Wer zeichnet, versteht

aus HEUREKA 3/03 vom 02.07.2003

Triumph des Zeichners

Eine Erstbeschreibung mit Hand und Fuß

Nachdem ich diesen Cophixalus-Frosch gezeichnet hatte, kam Rainer Günther, der Zoologe, der die Art in Neuguinea entdeckt hatte, zu mir und meinte, dass die Abstände bei den Fingern nicht stimmen. Ich bat ihn, sich das Exemplar nochmals durchs Mikroskop anzusehen. Er musste mir Recht geben und seine Artbeschreibung überarbeiten. Es ist natürlich ein Triumph des Zeichners, wenn er mehr sieht als der Wissenschaftler. Was sieht man in der Tat und was sieht man, weil man es weiß? Und was muss man sichtbar machen, weil es eigentlich da ist, aber auf den ersten Blick nicht sichtbar?

Für die Erstbeschreibung einer Art zeichnet man Aufsicht, Profil, Hand und Fuß. Selbst wenn ich fünfzig Tiere einer Art vor mir habe, zeichne ich nicht eines, das allen ähnlich sieht, sondern es muss das Tier sein, das der Wissenschaftler später aus dem Glas nehmen kann. Die Tiere kommen ausgestopft oder im Glas auf meinen Zeichentisch. Oft fotografiere ich zuerst mehrere Ansichten, Feinheiten schaue ich mir durchs Mikroskop an. Manchmal mache ich eine Art Konstruktionsskizze: Wie ist das Tier gebaut, wie verlaufen die Gelenke?

Mit Punktierung arbeiten auch Wissenschaftler, die selber zeichnen, aber zu einer plastischen Oberfläche kommt man damit nur bedingt. Dafür nutze ich Strichmäander, die ein Relief erzeugen wie auf einer Landkarte. Darauf wiederum trage ich mit Punkten oder Strichen die Pigmentierung des Tieres auf. Alles mit einem superspitzen Bleistift und einer Lupe. Der Maßstab spielt keine Rolle, aber das proportionale Verhältnis muss stimmen.

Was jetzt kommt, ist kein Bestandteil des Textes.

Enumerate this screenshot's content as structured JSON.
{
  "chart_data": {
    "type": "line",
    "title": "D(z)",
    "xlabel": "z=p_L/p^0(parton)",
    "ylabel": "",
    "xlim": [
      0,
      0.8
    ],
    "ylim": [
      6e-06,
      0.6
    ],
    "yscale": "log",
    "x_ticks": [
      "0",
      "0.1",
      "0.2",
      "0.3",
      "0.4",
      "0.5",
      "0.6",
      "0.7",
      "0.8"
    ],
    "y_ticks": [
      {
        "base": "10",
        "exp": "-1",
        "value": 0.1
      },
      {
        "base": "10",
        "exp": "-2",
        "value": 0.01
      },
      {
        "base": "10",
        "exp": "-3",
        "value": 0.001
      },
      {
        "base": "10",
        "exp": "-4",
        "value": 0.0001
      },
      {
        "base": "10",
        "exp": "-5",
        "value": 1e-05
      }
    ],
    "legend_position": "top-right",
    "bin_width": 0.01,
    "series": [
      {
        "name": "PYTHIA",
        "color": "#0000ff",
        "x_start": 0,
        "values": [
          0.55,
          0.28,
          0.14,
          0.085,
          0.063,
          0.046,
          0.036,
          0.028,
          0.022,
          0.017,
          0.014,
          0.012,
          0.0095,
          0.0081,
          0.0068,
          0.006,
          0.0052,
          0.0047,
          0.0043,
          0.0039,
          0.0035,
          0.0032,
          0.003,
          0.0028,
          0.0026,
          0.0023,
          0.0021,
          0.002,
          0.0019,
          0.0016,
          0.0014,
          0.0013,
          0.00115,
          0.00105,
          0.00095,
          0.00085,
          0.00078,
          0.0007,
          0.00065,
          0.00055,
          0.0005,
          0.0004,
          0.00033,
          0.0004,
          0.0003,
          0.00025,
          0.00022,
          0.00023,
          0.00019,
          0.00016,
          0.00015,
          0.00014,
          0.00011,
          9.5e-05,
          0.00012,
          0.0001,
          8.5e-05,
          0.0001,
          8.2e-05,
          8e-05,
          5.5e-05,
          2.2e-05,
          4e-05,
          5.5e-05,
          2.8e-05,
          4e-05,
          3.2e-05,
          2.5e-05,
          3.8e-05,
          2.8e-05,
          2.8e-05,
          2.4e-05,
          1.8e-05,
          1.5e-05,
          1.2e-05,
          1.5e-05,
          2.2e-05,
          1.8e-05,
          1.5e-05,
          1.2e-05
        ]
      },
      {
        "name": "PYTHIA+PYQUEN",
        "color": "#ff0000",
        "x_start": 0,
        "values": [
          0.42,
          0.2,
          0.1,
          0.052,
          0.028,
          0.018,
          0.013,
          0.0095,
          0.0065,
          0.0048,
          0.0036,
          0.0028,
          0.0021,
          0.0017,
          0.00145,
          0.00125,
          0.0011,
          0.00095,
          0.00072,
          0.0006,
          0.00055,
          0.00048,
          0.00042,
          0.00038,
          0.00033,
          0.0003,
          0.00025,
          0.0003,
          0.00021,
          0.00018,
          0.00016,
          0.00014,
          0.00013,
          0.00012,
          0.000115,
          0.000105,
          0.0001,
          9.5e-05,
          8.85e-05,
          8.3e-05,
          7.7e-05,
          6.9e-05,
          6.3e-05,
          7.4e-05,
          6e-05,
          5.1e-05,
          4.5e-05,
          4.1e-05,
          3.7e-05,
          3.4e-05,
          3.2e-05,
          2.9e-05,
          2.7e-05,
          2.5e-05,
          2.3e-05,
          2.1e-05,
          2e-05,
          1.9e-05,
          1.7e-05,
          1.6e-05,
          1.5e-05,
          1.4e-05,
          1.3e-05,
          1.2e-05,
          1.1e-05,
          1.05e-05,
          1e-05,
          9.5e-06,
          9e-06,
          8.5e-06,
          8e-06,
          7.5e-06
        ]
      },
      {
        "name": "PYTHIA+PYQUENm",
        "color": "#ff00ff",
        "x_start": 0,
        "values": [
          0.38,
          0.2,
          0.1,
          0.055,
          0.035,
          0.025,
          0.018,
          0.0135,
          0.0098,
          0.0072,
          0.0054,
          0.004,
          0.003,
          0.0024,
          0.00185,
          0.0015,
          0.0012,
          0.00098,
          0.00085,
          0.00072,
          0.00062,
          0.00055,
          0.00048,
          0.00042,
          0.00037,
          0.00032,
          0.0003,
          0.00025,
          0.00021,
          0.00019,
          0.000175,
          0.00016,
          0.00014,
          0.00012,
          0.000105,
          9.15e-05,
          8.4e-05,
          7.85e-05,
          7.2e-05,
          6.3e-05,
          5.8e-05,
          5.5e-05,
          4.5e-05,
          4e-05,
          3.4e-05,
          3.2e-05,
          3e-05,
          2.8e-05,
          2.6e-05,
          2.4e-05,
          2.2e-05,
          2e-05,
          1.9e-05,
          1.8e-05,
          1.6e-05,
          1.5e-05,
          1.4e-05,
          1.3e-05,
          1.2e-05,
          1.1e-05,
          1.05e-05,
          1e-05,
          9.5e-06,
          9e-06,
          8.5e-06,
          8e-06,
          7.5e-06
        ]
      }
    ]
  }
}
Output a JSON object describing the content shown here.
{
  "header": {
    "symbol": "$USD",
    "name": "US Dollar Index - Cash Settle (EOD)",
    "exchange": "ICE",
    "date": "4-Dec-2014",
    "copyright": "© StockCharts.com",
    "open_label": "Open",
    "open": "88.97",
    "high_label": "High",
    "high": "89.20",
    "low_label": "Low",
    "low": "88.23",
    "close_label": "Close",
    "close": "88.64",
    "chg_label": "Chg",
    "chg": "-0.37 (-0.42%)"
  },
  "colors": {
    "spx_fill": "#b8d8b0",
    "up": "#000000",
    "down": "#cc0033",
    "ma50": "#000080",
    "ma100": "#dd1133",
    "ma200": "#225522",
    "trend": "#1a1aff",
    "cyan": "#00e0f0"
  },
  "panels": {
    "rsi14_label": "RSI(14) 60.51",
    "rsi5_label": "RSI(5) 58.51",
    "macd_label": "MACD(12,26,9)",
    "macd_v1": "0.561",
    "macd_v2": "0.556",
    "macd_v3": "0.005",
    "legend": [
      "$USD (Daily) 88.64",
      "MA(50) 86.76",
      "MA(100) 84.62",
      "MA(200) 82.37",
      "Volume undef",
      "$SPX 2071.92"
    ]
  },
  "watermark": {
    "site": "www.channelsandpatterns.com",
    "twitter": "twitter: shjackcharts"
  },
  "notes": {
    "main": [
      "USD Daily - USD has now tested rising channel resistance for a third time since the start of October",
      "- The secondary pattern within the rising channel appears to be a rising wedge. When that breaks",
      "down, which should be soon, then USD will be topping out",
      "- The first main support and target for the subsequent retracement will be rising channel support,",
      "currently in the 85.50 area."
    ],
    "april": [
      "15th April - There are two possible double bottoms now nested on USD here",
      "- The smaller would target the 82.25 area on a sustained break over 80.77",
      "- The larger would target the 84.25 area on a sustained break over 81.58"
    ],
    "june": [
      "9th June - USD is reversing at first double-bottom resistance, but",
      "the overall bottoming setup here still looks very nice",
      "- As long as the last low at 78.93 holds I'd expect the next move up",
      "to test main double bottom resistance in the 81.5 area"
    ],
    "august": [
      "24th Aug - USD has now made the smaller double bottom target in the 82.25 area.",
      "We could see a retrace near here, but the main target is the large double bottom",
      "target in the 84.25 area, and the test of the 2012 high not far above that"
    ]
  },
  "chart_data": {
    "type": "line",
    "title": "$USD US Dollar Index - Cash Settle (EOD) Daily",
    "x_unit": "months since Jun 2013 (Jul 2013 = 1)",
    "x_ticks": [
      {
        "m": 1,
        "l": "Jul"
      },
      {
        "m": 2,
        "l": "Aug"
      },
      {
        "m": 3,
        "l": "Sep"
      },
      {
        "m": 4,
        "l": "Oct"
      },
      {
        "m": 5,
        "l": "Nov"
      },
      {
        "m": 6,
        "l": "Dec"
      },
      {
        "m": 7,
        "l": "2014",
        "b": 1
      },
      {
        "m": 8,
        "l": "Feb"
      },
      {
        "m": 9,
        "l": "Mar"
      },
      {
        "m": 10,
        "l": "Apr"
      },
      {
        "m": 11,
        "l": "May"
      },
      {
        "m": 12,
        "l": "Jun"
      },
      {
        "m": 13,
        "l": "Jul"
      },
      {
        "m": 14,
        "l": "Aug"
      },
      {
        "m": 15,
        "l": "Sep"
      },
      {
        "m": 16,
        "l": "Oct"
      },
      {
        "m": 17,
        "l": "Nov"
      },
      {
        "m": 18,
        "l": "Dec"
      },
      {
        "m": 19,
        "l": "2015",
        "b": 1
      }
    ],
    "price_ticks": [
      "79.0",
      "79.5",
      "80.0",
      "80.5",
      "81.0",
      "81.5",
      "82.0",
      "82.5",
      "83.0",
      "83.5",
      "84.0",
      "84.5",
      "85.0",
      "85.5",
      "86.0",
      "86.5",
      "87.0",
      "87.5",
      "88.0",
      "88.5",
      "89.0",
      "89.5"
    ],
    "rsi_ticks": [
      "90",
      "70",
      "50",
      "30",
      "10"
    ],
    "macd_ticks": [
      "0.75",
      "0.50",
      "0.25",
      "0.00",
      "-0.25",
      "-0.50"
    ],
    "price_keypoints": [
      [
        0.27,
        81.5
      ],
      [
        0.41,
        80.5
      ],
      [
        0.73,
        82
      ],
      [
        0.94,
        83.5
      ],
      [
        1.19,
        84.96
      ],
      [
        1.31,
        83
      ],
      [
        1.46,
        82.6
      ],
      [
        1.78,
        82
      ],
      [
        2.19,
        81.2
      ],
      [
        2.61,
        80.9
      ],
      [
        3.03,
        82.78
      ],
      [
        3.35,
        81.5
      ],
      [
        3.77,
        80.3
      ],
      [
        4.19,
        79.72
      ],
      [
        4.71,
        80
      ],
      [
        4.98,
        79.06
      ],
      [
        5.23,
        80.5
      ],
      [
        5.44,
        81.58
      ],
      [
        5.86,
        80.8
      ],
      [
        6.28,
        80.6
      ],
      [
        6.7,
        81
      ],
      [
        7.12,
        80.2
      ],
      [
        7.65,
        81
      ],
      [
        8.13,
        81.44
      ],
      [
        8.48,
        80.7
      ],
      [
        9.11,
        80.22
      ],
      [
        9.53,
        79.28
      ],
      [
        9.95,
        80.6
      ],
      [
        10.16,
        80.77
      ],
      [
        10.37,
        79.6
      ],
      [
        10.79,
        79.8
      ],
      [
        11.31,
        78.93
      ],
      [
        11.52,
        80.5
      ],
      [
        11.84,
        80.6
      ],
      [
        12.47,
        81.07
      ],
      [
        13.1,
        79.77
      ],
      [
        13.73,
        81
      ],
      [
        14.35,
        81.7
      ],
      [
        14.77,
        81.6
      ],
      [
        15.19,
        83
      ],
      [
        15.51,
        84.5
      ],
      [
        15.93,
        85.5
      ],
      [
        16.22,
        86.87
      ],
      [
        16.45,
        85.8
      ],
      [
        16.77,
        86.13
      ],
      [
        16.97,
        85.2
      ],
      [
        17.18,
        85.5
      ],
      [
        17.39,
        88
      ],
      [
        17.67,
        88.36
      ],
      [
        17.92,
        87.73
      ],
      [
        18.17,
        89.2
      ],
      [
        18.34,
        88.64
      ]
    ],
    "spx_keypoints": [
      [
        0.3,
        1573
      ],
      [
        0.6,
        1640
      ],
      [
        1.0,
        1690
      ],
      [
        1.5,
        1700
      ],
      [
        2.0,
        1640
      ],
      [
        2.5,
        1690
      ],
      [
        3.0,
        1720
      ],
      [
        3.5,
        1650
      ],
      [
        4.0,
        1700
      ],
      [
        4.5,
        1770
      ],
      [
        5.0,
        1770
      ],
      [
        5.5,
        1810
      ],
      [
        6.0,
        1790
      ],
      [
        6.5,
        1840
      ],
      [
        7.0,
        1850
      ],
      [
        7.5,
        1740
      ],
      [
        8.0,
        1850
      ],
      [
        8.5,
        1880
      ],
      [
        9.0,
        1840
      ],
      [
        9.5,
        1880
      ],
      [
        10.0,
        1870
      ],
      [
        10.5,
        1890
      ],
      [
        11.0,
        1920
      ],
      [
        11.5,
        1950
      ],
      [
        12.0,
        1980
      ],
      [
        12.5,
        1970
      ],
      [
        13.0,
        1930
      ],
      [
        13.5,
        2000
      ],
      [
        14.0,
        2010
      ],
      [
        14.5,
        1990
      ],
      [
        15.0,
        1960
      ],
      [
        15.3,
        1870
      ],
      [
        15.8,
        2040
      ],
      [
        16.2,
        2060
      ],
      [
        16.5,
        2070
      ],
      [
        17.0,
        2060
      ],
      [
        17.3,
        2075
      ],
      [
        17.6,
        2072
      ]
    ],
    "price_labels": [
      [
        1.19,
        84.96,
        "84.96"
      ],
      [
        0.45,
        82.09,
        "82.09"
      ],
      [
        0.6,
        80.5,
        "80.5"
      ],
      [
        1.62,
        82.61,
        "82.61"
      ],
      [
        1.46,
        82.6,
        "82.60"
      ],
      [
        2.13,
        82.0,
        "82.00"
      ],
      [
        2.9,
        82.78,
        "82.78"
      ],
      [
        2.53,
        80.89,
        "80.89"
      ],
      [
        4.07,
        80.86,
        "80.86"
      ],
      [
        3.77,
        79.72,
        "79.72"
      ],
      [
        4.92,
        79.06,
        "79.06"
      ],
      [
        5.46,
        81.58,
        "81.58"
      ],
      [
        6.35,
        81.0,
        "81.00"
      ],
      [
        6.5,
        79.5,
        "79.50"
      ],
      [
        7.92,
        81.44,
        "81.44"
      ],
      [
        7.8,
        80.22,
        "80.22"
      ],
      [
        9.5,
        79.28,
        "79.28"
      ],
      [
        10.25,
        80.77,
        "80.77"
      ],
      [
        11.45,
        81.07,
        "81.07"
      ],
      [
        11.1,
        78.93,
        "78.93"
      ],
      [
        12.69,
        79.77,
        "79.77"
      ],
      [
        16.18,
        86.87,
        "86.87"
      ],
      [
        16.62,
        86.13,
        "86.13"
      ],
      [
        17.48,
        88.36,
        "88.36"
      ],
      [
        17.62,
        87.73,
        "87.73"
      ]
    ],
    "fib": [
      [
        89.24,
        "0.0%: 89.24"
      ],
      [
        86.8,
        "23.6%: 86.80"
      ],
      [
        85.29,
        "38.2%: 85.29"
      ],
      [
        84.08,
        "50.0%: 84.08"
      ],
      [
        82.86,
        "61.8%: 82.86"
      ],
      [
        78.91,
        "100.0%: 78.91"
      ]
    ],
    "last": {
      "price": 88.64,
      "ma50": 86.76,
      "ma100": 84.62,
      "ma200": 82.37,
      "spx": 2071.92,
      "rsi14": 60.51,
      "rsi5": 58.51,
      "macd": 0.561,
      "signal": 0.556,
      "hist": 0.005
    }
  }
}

Man braucht einen gewissen Krümelwahn und viel Geduld: Drei, vier Tage kostet so eine Zeichnung. Da kann ich es mir nicht leisten, alles noch mal zu zeichnen, weil eine Hand falsch geworden ist. Also verwende ich dickes Zeichenpapier -da kann ich etwas abschaben, um dann etwas Neues drüberzuzeichnen. Es ist selten alles okay, wenn ich etwas durchgezeichnet habe. Drei, vier Korrekturen kommen vom Wissenschaftler fast immer - meist Bitten, etwas hervorzuheben. Koloriert werden solche Zeichnungen selten, weil Farbe auch am ehesten verfälscht wird: Jeder Ausdruck sieht anders aus, und die in Alkohol eingelegten Präparate verlieren ohnehin an Farbe."

Nils Hoff ist wissenschaftlicher Zeichner und Grafiker am Museum für Naturkunde in Berlin. Die Zeichnung erscheint mit Rainer Günthers Erstbeschreibung von drei Cophixalus-Fröschen aus Neuguinea in der Zeitschrift "Herpetozoa" der Österreichischen Gesellschaft für Herpetologie.

Am schwierigsten sind die Füße

Lebendig, deutlich und anatomisch korrekt

Drei Dinge hatte ich mir vorgenommen: Ein Biologe soll auf den ersten Blick erkennen, um welche Vogelarten es sich handelt. Die Tiere sollen lebendig erscheinen. Und die Anatomie muss stimmen. Sechzig Vogelarten haben so eine verlängerte Luftröhre, jede davon lässt sich einem dieser vier Typen zuordnen, was sich wiederum darauf auswirkt, wie diese Vögel Laute erzeugen. Als ich den Aufsatz vorbereitete, entschied ich mich, bei Laszlo Miszoly, dem Hausillustrator des Museums der Harvard University, Zeichenunterricht zu nehmen. Laszlo war überrascht, dass ich nicht wie die anderen Fotos und eine Skizze brachte, damit er für mich zeichne, sondern dass ich es selbst tun wollte.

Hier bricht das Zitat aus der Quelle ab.